At the end of the axon, the synaptic terminal, the electrical message is converted to a chemical message, called a neurotransmitter. Right after an action potential moves down the axon, there is a period that it is harder for a neuron to send another signal. This period is called the relative refractory period.

How Does the Action Potential Work?

When a neuron gets a strong enough signal to fire an action potential, called the threshold, several things happen. First, voltage-gated sodium channels open, triggered by a positive charge inside the cell. Once they open, sodium, a positively charged ion, rushes in. The cell becomes more positive or depolarized. This action is similar to a concert venue where, when the doors to the concert open, all the fans rush inside the venue. The venue is like the neuron, and the concert goers are like the sodium.
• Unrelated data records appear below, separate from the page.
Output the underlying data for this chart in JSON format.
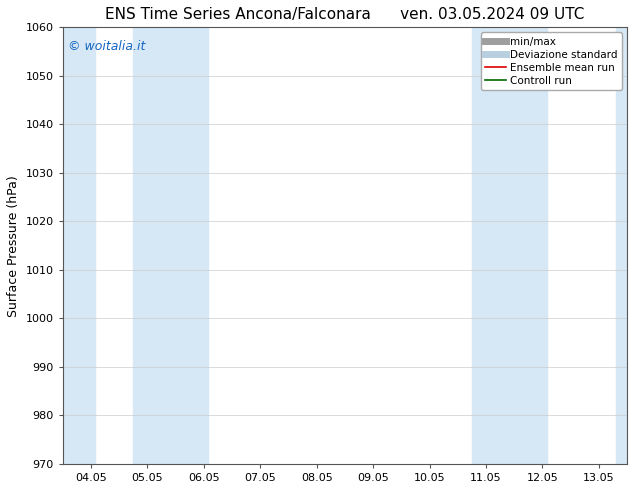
{
  "title_left": "ENS Time Series Ancona/Falconara",
  "title_right": "ven. 03.05.2024 09 UTC",
  "ylabel": "Surface Pressure (hPa)",
  "ylim": [
    970,
    1060
  ],
  "yticks": [
    970,
    980,
    990,
    1000,
    1010,
    1020,
    1030,
    1040,
    1050,
    1060
  ],
  "xtick_labels": [
    "04.05",
    "05.05",
    "06.05",
    "07.05",
    "08.05",
    "09.05",
    "10.05",
    "11.05",
    "12.05",
    "13.05"
  ],
  "xtick_positions": [
    0,
    1,
    2,
    3,
    4,
    5,
    6,
    7,
    8,
    9
  ],
  "xlim": [
    -0.5,
    9.5
  ],
  "shaded_bands": [
    {
      "xmin": -0.5,
      "xmax": 0.08
    },
    {
      "xmin": 0.75,
      "xmax": 2.08
    },
    {
      "xmin": 6.75,
      "xmax": 8.08
    },
    {
      "xmin": 9.3,
      "xmax": 9.5
    }
  ],
  "band_color": "#d6e8f5",
  "watermark": "© woitalia.it",
  "watermark_color": "#1565c0",
  "legend_items": [
    {
      "label": "min/max",
      "color": "#9e9e9e",
      "lw": 5,
      "style": "solid"
    },
    {
      "label": "Deviazione standard",
      "color": "#b8cfe0",
      "lw": 5,
      "style": "solid"
    },
    {
      "label": "Ensemble mean run",
      "color": "#dd0000",
      "lw": 1.2,
      "style": "solid"
    },
    {
      "label": "Controll run",
      "color": "#006600",
      "lw": 1.2,
      "style": "solid"
    }
  ],
  "bg_color": "#ffffff",
  "grid_color": "#cccccc",
  "title_fontsize": 11,
  "tick_fontsize": 8,
  "ylabel_fontsize": 9,
  "watermark_fontsize": 9,
  "legend_fontsize": 7.5
}
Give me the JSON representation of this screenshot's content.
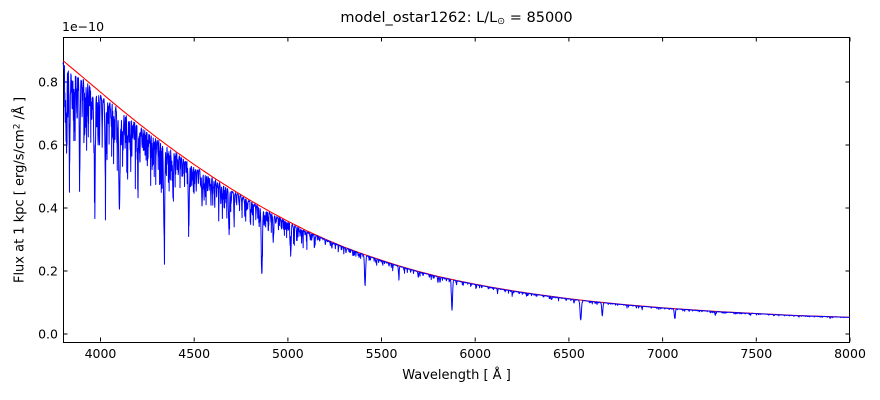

After a short period, the sodium gates slam shut, and no more sodium enters the cell. This action is similar to the doors closing at a concert and not allowing late fans to enter.

Next, voltage-gated potassium channels open and potassium, another positively charged ion, rushes out of the cell because there is more potassium inside the cell than outside. This action is analogous to the end of a show when fans rush out of the cell. But remember, this is a different ion, potassium, not sodium, which leaves the cell. Below is an image of the voltage-gated potassium channels allowing potassium to leave the cell.

Voltage gated potassium channels shut, and open
voltage gated potassium channel

This action causes the cell to get more negative and return to its resting potential or normal voltage. However, the cell becomes more negative than its resting potential, making it harder to get to the threshold voltage to send an action potential.